To improve the reliability of industrial networks, we adopt the TDMA scheme in the MAC layer. The network manager, which is connected to the gateway, assigns a time slot and a channel offset to each transmission. A transmission only is scheduled at the given time slot and on the given channel offset. Packets are generated periodically, and the schedules of corresponding transmissions have the same period. The schedules with the same period are organized within a superframe [24]. Transmitting a packet from the source to the destination has to be done in a superframe. Thus, superframes repeat themselves periodically, and then flows can be transmitted successfully. Figure 4.1a shows a simple network, which contains two flows f 1 and f 2. When the system is in normal mode, the flows use their L-crit parameters. Their periods are 8 time slots and 4 time slots, and their paths are {e 52, e 21} and {e 98, e 87, e 74, e 41}, where e ij denotes the link from the node n i to the node n j. Figure 4.1b shows their superframes with different periods. CH and TS denote Channel Offset and Time slot.

Fig. 4.1
4 diagrams labeled A, B, C, and D. A has nodes numbered from 1 through 9 connected by arrows labeled F subscript 1 and F subscript 2. B and C represent 2 tables with rows of C H 1 and C H 2 each for the first, second, and third periods of the f subscript 1 superframe, and the first and second periods of the hyper-frame. D has a table with rows of C H 1 and C H 2 for the first, second, and third periods. 3 data blocks in the C H 1 row are labeled as steal slots.
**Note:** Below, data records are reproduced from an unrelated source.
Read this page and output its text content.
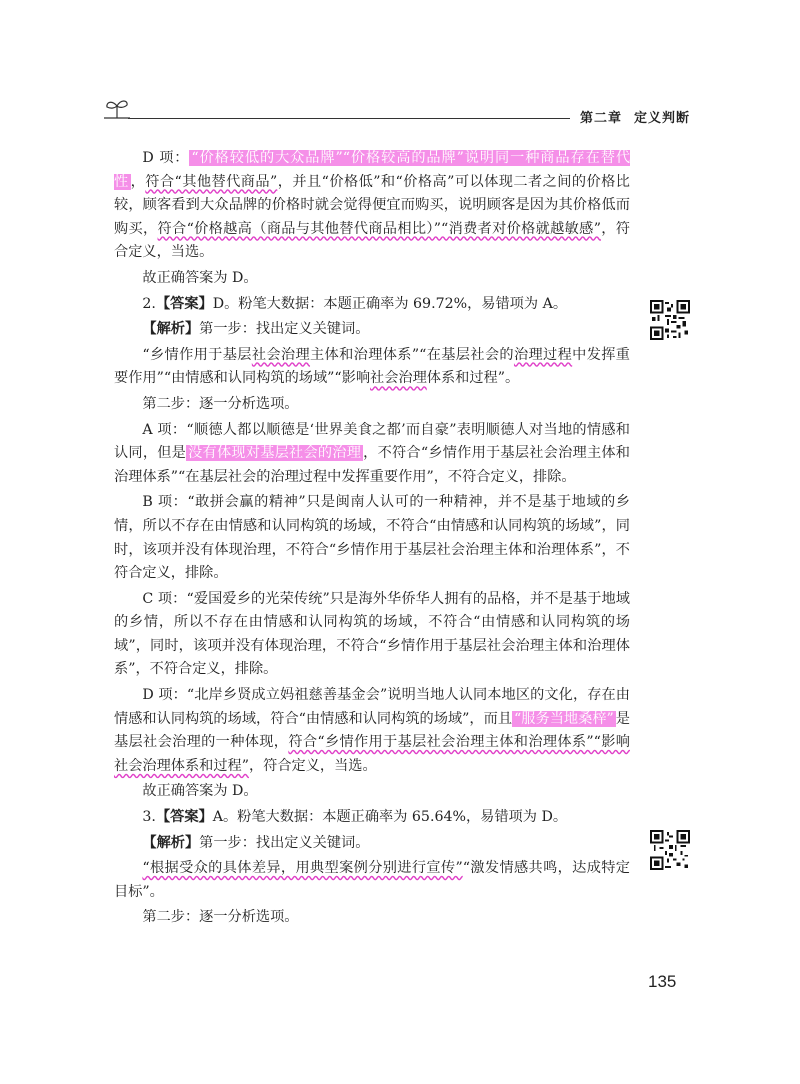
第二章 定义判断

D 项： “价格较低的大众品牌”“价格较高的品牌”说明同一种商品存在替代性 ，符合“其他替代商品”，并且“价格低”和“价格高”可以体现二者之间的价格比较，顾客看到大众品牌的价格时就会觉得便宜而购买，说明顾客是因为其价格低而购买，符合“价格越高（商品与其他替代商品相比）”“消费者对价格就越敏感”，符合定义，当选。

故正确答案为 D。

2.【答案】D。粉笔大数据：本题正确率为 69.72%，易错项为 A。

【解析】第一步：找出定义关键词。

“乡情作用于基层社会治理主体和治理体系”“在基层社会的治理过程中发挥重要作用”“由情感和认同构筑的场域”“影响社会治理体系和过程”。

第二步：逐一分析选项。

A 项：“顺德人都以顺德是‘世界美食之都’而自豪”表明顺德人对当地的情感和认同，但是 没有体现对基层社会的治理 ，不符合“乡情作用于基层社会治理主体和治理体系”“在基层社会的治理过程中发挥重要作用”，不符合定义，排除。

B 项：“敢拼会赢的精神”只是闽南人认可的一种精神，并不是基于地域的乡情，所以不存在由情感和认同构筑的场域，不符合“由情感和认同构筑的场域”，同时，该项并没有体现治理，不符合“乡情作用于基层社会治理主体和治理体系”，不符合定义，排除。

C 项：“爱国爱乡的光荣传统”只是海外华侨华人拥有的品格，并不是基于地域的乡情，所以不存在由情感和认同构筑的场域，不符合“由情感和认同构筑的场域”，同时，该项并没有体现治理，不符合“乡情作用于基层社会治理主体和治理体系”，不符合定义，排除。

D 项：“北岸乡贤成立妈祖慈善基金会”说明当地人认同本地区的文化，存在由情感和认同构筑的场域，符合“由情感和认同构筑的场域”，而且 “服务当地桑梓” 是基层社会治理的一种体现，符合“乡情作用于基层社会治理主体和治理体系”“影响社会治理体系和过程”，符合定义，当选。

故正确答案为 D。

3.【答案】A。粉笔大数据：本题正确率为 65.64%，易错项为 D。

【解析】第一步：找出定义关键词。

“根据受众的具体差异，用典型案例分别进行宣传”“激发情感共鸣，达成特定目标”。

第二步：逐一分析选项。

135
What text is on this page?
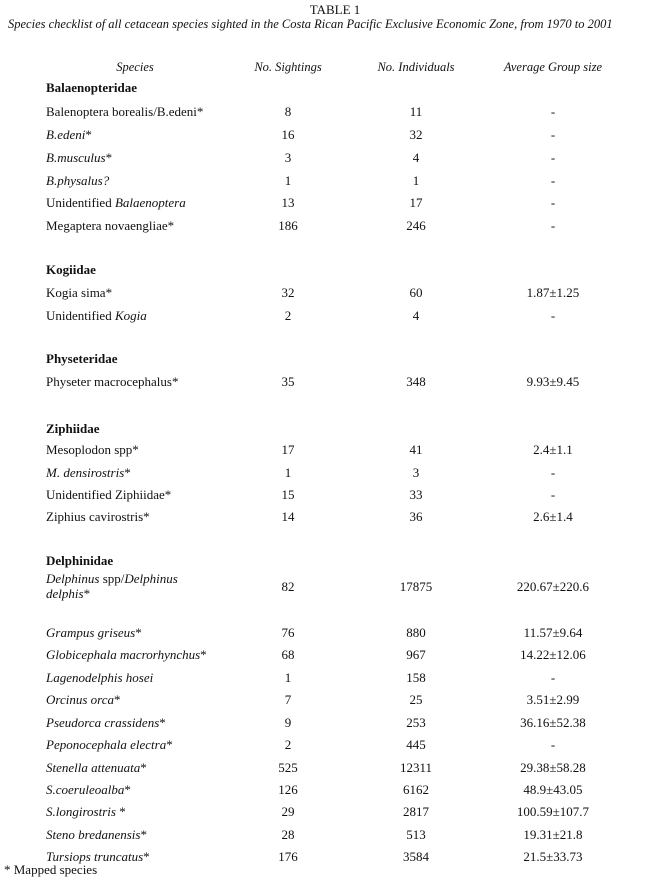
TABLE 1
Species checklist of all cetacean species sighted in the Costa Rican Pacific Exclusive Economic Zone, from 1970 to 2001
Species	No. Sightings	No. Individuals	Average Group size
Balaenopteridae
Balenoptera borealis/B.edeni*	8	11	-
B.edeni*	16	32	-
B.musculus*	3	4	-
B.physalus?	1	1	-
Unidentified Balaenoptera	13	17	-
Megaptera novaengliae*	186	246	-
Kogiidae
Kogia sima*	32	60	1.87±1.25
Unidentified Kogia	2	4	-
Physeteridae
Physeter macrocephalus*	35	348	9.93±9.45
Ziphiidae
Mesoplodon spp*	17	41	2.4±1.1
M. densirostris*	1	3	-
Unidentified Ziphiidae*	15	33	-
Ziphius cavirostris*	14	36	2.6±1.4
Delphinidae
Delphinus spp/Delphinus delphis*	82	17875	220.67±220.6
Grampus griseus*	76	880	11.57±9.64
Globicephala macrorhynchus*	68	967	14.22±12.06
Lagenodelphis hosei	1	158	-
Orcinus orca*	7	25	3.51±2.99
Pseudorca crassidens*	9	253	36.16±52.38
Peponocephala electra*	2	445	-
Stenella attenuata*	525	12311	29.38±58.28
S.coeruleoalba*	126	6162	48.9±43.05
S.longirostris *	29	2817	100.59±107.7
Steno bredanensis*	28	513	19.31±21.8
Tursiops truncatus*	176	3584	21.5±33.73
* Mapped species
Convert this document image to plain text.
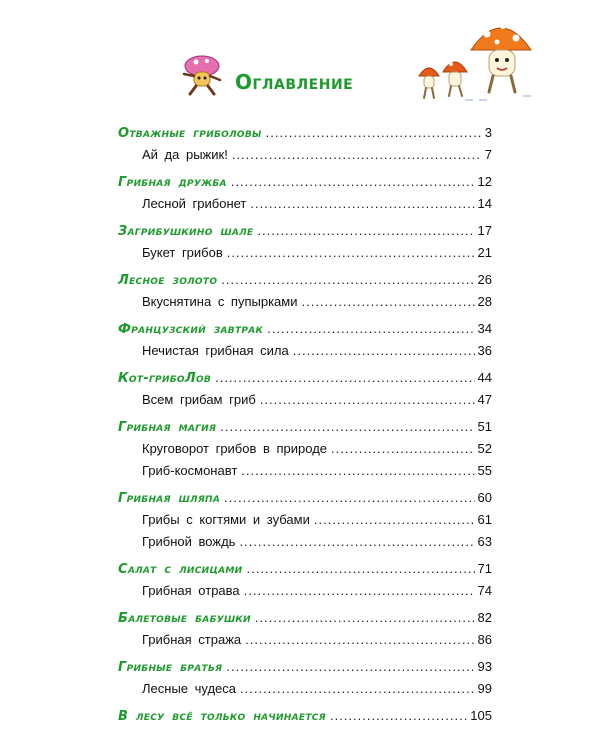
Оглавление
Отважные гриболовы .....	3
Ай да рыжик! .....	7
Грибная дружба .....	12
Лесной грибонет .....	14
Загрибушкино шале .....	17
Букет грибов .....	21
Лесное золото .....	26
Вкуснятина с пупырками .....	28
Французский завтрак .....	34
Нечистая грибная сила .....	36
Кот-грибоЛов .....	44
Всем грибам гриб .....	47
Грибная магия .....	51
Круговорот грибов в природе .....	52
Гриб-космонавт .....	55
Грибная шляпа .....	60
Грибы с когтями и зубами .....	61
Грибной вождь .....	63
Салат с лисицами .....	71
Грибная отрава .....	74
Балетовые бабушки .....	82
Грибная стража .....	86
Грибные братья .....	93
Лесные чудеса .....	99
В лесу всё только начинается .....	105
Graph routing and superframe. (a) A network. (b) Superframes with different periods. (c) A hyper-frame. (d) The flow f 2 steal slots from the flow f 1

Two types of improper schedules will lead to transmission interference, which seriously affects the network reliability. The first type, called node interference, is that more than one transmissions uses the same node at the same time slot. Each node is only equipped with one transmitter. Therefore, one node cannot serve more than one transmissions at the same time. The second type is called scheduling interference which means that more than one transmissions is scheduled at the same time slot and on the same channel. These overlapping transmissions cannot be separated. To avoid transmission interference between different superframes, we consider all superframes as a hyper-frame whose period is the lowest common multiple of all superframes. According to the period’s Expression (4.1), the hyper-period \(\mathcal {T} = LCM(T_1,T_2,\ldots ) = \max\limits _{\forall {f_i} \in F} \{ {T_i}\} \). Figure 4.1c shows the hyper-frame of the simple example. We only consider how to schedule flows in the first hyper-period, since after that, all schedules are repeated periodically. The network manager generates all schedules under two situations: Situation 1: when the network is deployed; and Situation 2: when the deployment is changed. Due to the requirement of industrial applications being fixed, the deployment is not often changed. Thus, the schedules may be generated several times, but not frequently. According to this schedule information, it obtains the working modes of each node at every time slot, and then delivers them to the corresponding nodes. For the schedules in Fig. 4.1c, from TS1 to TS4, working modes of the node n 2 are {receive, send, idle, idle}.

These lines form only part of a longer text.